NLRB’s New Quickie Elections May Allow for Union Ambush Tactics

15 December 2014 Labor & Employment Law Perspectives Blog

The National Labor Relations Board certainly did not wait long to take the next step in changing the landscape of union organizing to promote the success of labor interests in representation campaigns. Only one day after its blockbuster decision, opening up employer email systems to largely unimpeded use for union organizing purposes, the Board changed its election procedures in a step likely to confer substantial advantages to unions in organizing campaigns. As it signaled it intended to do earlier this year, on December 12, 2014, the Board officially rewrote its election regulations in a 3 – 2 vote — based strictly on party lines to purportedly “streamline” the election process — by allowing for much faster union elections after a representation petition is filed. While the democratically-appointed Board majority has claimed these changes will “remove unnecessary barriers to the fair and expeditious resolution of questions concerning representation” — although the Board’s own statistics show it has repeatedly met its own published timetables for holding elections — many in the employer community have viewed the changes as effectively green-lighting “ambush elections,” allowing a union to file for and win an election before an employer has the realistic opportunity to oppose unionization and prepare effective (and legally compliant) responses to propaganda circulated during an organizing campaign.

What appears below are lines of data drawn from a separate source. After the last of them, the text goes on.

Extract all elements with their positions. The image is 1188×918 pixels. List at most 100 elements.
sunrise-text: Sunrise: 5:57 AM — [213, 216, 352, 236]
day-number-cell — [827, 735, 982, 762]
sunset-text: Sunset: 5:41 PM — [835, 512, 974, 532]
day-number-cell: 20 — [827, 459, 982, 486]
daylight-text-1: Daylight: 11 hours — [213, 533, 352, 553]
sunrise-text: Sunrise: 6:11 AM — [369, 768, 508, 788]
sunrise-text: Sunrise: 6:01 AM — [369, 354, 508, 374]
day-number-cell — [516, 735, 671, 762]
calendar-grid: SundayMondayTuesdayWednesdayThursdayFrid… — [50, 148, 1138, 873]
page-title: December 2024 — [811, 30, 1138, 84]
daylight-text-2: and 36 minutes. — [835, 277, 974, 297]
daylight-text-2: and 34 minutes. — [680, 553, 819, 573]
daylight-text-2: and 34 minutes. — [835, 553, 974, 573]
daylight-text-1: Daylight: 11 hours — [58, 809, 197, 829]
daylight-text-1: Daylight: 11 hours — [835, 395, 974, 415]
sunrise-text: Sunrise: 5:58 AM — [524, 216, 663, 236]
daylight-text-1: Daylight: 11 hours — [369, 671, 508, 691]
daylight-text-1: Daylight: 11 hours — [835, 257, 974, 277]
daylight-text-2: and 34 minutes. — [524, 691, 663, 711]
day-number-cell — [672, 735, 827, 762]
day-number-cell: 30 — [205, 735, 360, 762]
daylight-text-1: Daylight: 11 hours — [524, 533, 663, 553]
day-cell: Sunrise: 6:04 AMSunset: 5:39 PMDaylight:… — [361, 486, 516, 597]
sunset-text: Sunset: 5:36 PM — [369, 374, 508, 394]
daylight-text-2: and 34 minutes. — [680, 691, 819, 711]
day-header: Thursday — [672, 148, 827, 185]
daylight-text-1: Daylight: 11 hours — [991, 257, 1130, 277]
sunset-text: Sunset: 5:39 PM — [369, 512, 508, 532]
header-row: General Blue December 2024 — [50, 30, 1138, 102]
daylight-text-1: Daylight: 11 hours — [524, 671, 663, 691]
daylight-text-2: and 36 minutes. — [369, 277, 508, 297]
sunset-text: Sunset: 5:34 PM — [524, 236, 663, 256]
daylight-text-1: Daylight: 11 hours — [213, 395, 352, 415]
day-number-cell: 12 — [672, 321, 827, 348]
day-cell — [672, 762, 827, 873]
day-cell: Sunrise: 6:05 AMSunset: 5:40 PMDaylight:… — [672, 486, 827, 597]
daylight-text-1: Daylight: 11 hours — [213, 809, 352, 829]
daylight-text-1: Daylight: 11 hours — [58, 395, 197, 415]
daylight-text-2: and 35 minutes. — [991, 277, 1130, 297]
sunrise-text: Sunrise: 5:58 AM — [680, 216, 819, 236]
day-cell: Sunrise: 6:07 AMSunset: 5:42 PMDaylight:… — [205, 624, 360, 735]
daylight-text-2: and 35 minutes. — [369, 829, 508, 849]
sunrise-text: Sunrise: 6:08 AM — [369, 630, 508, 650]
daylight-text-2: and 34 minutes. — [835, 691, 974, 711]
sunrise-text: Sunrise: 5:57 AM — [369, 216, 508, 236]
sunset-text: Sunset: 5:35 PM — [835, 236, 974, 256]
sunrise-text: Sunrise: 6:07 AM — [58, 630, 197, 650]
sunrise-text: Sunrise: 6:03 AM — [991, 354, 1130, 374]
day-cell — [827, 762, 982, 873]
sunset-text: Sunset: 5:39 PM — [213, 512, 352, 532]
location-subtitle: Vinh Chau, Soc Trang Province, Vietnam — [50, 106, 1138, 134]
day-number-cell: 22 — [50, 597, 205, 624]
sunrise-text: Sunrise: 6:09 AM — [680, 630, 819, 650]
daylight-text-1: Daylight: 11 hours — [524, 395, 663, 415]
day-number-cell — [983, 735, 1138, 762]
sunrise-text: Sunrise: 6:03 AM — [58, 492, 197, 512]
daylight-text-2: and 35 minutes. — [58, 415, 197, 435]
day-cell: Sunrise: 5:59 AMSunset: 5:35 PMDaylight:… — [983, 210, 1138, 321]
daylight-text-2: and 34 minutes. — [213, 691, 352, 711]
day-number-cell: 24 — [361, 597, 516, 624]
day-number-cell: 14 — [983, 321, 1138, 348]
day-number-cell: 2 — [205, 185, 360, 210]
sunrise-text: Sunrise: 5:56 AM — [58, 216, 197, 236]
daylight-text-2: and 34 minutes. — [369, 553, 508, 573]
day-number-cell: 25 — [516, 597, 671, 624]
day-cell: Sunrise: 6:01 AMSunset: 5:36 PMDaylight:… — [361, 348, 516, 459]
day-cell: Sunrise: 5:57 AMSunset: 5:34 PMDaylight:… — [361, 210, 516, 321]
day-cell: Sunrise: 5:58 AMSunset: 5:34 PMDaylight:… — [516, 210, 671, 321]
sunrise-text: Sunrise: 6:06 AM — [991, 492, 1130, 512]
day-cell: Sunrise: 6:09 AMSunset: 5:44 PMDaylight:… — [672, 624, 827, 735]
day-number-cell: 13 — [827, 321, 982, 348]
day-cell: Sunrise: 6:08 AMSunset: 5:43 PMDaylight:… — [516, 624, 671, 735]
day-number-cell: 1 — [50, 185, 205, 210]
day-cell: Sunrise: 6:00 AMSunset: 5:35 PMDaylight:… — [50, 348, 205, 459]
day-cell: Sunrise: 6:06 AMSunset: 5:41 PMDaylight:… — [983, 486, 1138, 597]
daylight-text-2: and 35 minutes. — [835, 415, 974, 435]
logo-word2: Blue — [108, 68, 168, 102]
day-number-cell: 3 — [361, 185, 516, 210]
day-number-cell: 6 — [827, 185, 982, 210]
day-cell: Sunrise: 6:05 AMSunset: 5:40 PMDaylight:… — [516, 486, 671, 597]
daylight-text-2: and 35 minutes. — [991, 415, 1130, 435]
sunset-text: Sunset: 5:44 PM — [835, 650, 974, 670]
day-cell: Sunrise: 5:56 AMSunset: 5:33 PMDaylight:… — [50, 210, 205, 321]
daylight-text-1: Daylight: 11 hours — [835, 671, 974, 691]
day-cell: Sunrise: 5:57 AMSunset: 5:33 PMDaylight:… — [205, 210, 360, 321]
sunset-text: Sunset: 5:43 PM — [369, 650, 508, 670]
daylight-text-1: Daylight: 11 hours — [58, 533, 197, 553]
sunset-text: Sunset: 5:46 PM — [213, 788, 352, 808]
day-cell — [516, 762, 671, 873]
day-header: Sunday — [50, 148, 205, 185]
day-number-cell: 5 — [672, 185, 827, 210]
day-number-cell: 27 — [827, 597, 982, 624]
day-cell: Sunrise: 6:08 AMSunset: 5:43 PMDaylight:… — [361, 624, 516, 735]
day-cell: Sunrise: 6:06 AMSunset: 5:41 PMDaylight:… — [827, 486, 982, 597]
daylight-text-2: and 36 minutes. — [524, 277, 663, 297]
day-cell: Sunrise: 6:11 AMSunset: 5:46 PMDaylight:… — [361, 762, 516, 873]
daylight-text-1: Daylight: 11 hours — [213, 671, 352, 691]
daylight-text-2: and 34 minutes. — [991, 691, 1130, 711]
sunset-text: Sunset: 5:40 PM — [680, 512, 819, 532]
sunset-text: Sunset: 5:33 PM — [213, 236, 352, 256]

In addition to speeding up the election timetable, the amended Board elections rules now also controversially require employers to turn over to a union a voting list that includes not only names and addresses of eligible voters, but also personal telephone numbers and emails addresses of voting employees. The Board dismissed the privacy concerns relating to the forced disclosure of such information — without allowing for any employee to opt out of having his or her information disclosed to a union — as purportedly outweighed by the need to adopt the election process to modern communications.

As noted, these amendments come with substantial opposition and criticism from employers, and after the NLRB first failed to implement these changes years earlier. The Obama-era NLRB first attempted to “streamline” its election procedures in December 2011, when a different democratically-appointed Board majority tried to usher through these same election changes, only to have the effort fall to a successful legal challenge focusing on the Board’s failure to follow proper procedures. Three years later, in the face of the two current Republican-appointed members of the Board’s dissent, asserting that an employer’s ability to communicate with its employees only has meaning if the employer has time to actually communicate in a careful and proper manner with its employees, the Board majority pushed through the changes over alternate proposals that the dissenting members said would win unanimous Board support.

Several employer groups, such as the U.S. Chamber of Commerce and the National Association of Manufacturers, issued statements in response to the changes, criticizing the new election rules and procedures and indicating they were considering potential legal challenges. As a consequence, it may be that there will be more to come on this front before the new election rules and procedures become effective on April 14, 2015. In the interim, we can surely expect more tension between employer interests and the Board, as well as concerns regarding the increasing politicization of an agency which, according to Tennessee Republican Senator Lamar Alexander, “was established to be an impartial umpire in labor disputes, but has grown into an advocate of whichever party has the White House.”